Trade-offs to go in with eyes open. You are running and right-sizing an OpenSearch cluster, which is the operationally heaviest piece here (shard sizing, JVM pressure, version upgrades) — budget for that expertise or lean harder on managed alarms. Kinesis introduces shard math and partition-key thinking that a simpler queue doesn’t; get the key wrong and you fight hot shards. And there is a real latency floor — this is seconds-fresh, not microseconds; it is not a low-latency transactional path.
Anti-patterns to avoid. Do not write one Lambda that does ingest, enrich, index, and archive — you couple the durability of your record-of-truth to the health of your dashboard, exactly the failure Meridian load-tested away.
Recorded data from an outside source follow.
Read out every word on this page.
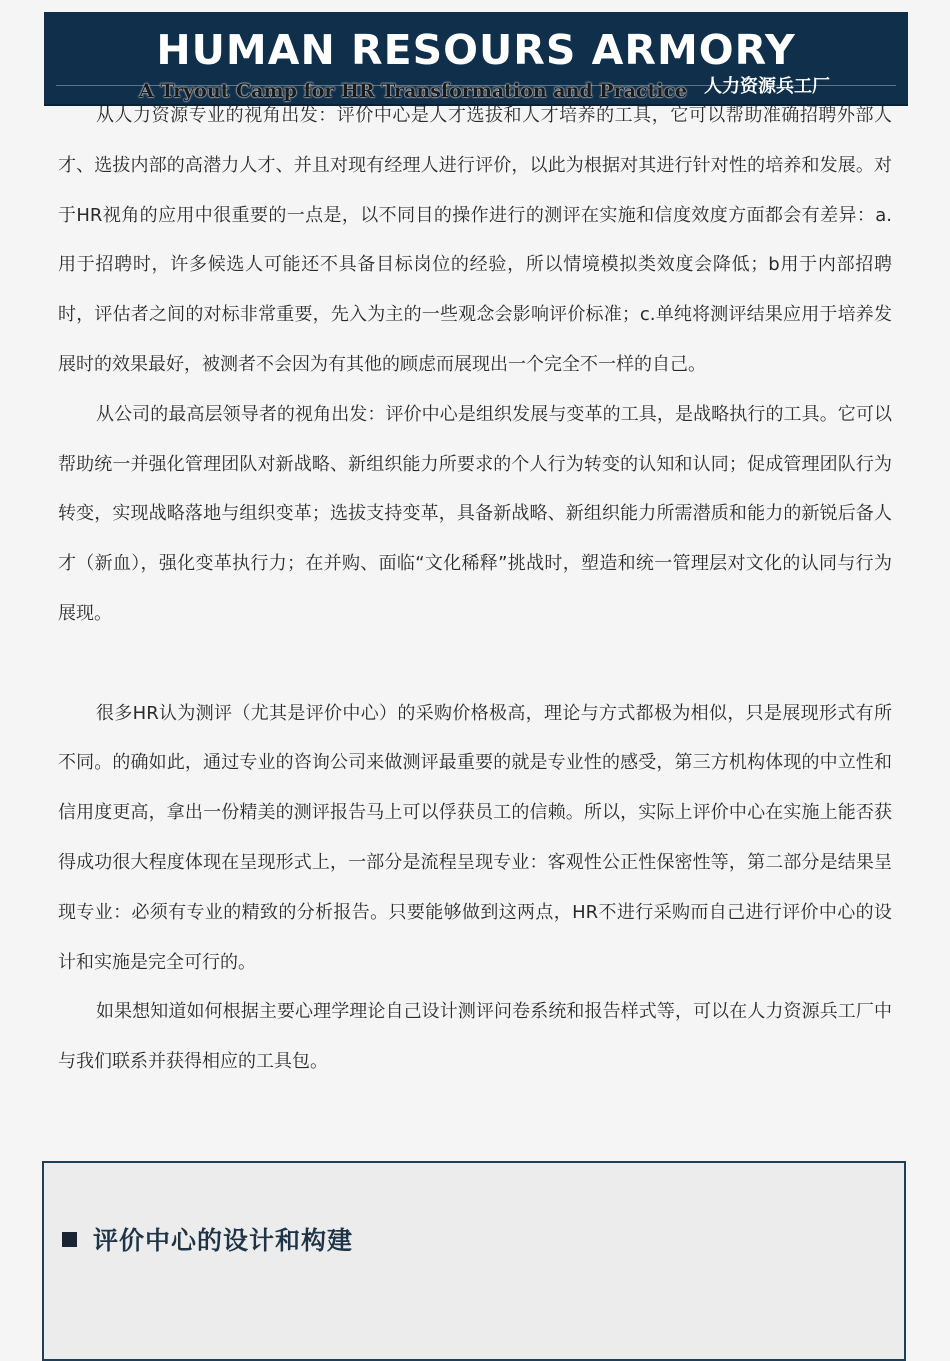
HUMAN RESOURS ARMORY
A Tryout Camp for HR Transformation and Practice 人力资源兵工厂

从人力资源专业的视角出发：评价中心是人才选拔和人才培养的工具，它可以帮助准确招聘外部人才、选拔内部的高潜力人才、并且对现有经理人进行评价，以此为根据对其进行针对性的培养和发展。对于HR视角的应用中很重要的一点是，以不同目的操作进行的测评在实施和信度效度方面都会有差异：a.用于招聘时，许多候选人可能还不具备目标岗位的经验，所以情境模拟类效度会降低；b用于内部招聘时，评估者之间的对标非常重要，先入为主的一些观念会影响评价标准；c.单纯将测评结果应用于培养发展时的效果最好，被测者不会因为有其他的顾虑而展现出一个完全不一样的自己。

从公司的最高层领导者的视角出发：评价中心是组织发展与变革的工具，是战略执行的工具。它可以帮助统一并强化管理团队对新战略、新组织能力所要求的个人行为转变的认知和认同；促成管理团队行为转变，实现战略落地与组织变革；选拔支持变革，具备新战略、新组织能力所需潜质和能力的新锐后备人才（新血），强化变革执行力；在并购、面临“文化稀释”挑战时，塑造和统一管理层对文化的认同与行为展现。

很多HR认为测评（尤其是评价中心）的采购价格极高，理论与方式都极为相似，只是展现形式有所不同。的确如此，通过专业的咨询公司来做测评最重要的就是专业性的感受，第三方机构体现的中立性和信用度更高，拿出一份精美的测评报告马上可以俘获员工的信赖。所以，实际上评价中心在实施上能否获得成功很大程度体现在呈现形式上，一部分是流程呈现专业：客观性公正性保密性等，第二部分是结果呈现专业：必须有专业的精致的分析报告。只要能够做到这两点，HR不进行采购而自己进行评价中心的设计和实施是完全可行的。

如果想知道如何根据主要心理学理论自己设计测评问卷系统和报告样式等，可以在人力资源兵工厂中与我们联系并获得相应的工具包。

评价中心的设计和构建
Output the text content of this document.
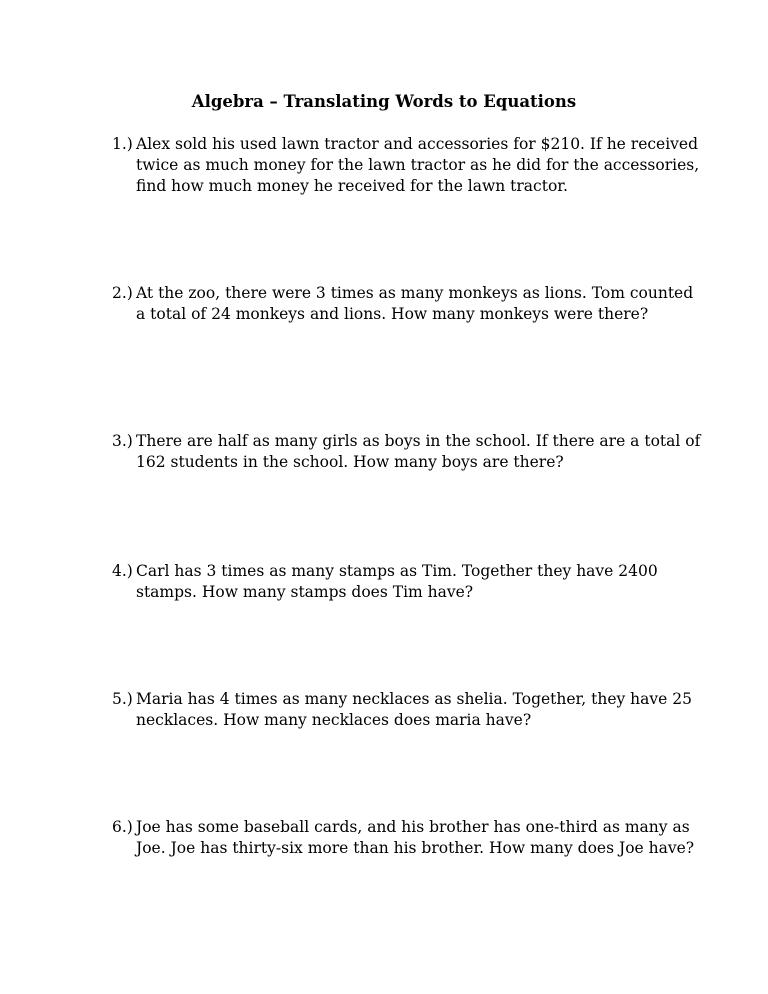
Algebra – Translating Words to Equations
1.) Alex sold his used lawn tractor and accessories for $210. If he received twice as much money for the lawn tractor as he did for the accessories, find how much money he received for the lawn tractor.
2.) At the zoo, there were 3 times as many monkeys as lions. Tom counted a total of 24 monkeys and lions. How many monkeys were there?
3.) There are half as many girls as boys in the school. If there are a total of 162 students in the school. How many boys are there?
4.) Carl has 3 times as many stamps as Tim. Together they have 2400 stamps. How many stamps does Tim have?
5.) Maria has 4 times as many necklaces as shelia. Together, they have 25 necklaces. How many necklaces does maria have?
6.) Joe has some baseball cards, and his brother has one-third as many as Joe. Joe has thirty-six more than his brother. How many does Joe have?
Do not index to OpenSearch one document per record — always _bulk per batch. Do not pick a low-cardinality partition key for convenience; hot shards will find you at peak. Do not keep all history on hot OpenSearch nodes because it’s easy — that’s the line item that triples the bill. Do not skip the DLQ / partial-batch-failure wiring; a single poison record will otherwise wedge a shard and silently stall the pipeline. And do not treat Firehose-to-OpenSearch as a substitute for the Lambda hot path when you need enrichment and custom routing — Firehose’s transform Lambda is fine for light shaping, but the dual-consumer split (Lambda→OpenSearch, Firehose→S3) is what keeps the stores independent.
Alternatives, and when they win.
- Managed Service for Apache Flink (KDA) instead of Lambda when you need true stateful stream processing — windowed aggregations, joins across streams, exactly-once sinks, sessionization. Lambda is perfect for stateless per-batch enrich-and-index; reach for Flink the moment you need sustained windowed state or stream-to-stream joins.
- Amazon MSK (managed Kafka) instead of Kinesis when you have existing Kafka investment/ecosystem, need very long retention with compaction, sub-shard-granularity consumer-group semantics, or multi-cloud portability. Kinesis wins on operational simplicity, native Firehose/Lambda integration, and on-demand auto-scaling; MSK wins on Kafka-ecosystem fit and fine-grained control.
- DynamoDB Streams / Kinesis-from-DynamoDB when the events you care about are already table mutations — capture change data without a separate producer.
- EventBridge instead of Kinesis when you have discrete, low-to-moderate-volume business events needing rich routing/filtering to many targets, rather than a high-throughput ordered firehose. EventBridge is routing-shaped; Kinesis is log-shaped. Choose by whether you think in events to route or a stream to process.
- OpenSearch Ingestion / Data Prepper as an alternative to the Lambda for the OpenSearch path when you want a managed, config-driven pipeline (with its own buffering and transforms) instead of owning function code — a reasonable swap that keeps the dual-consumer shape.
The decision rule in one line: if you have a high-volume, keyed event stream that two very different audiences must consume — one in seconds, one over months — without interfering, this Kinesis → (Lambda → OpenSearch | Firehose → S3) reference is the AWS-native answer, and the durable log underneath it is what lets you sleep.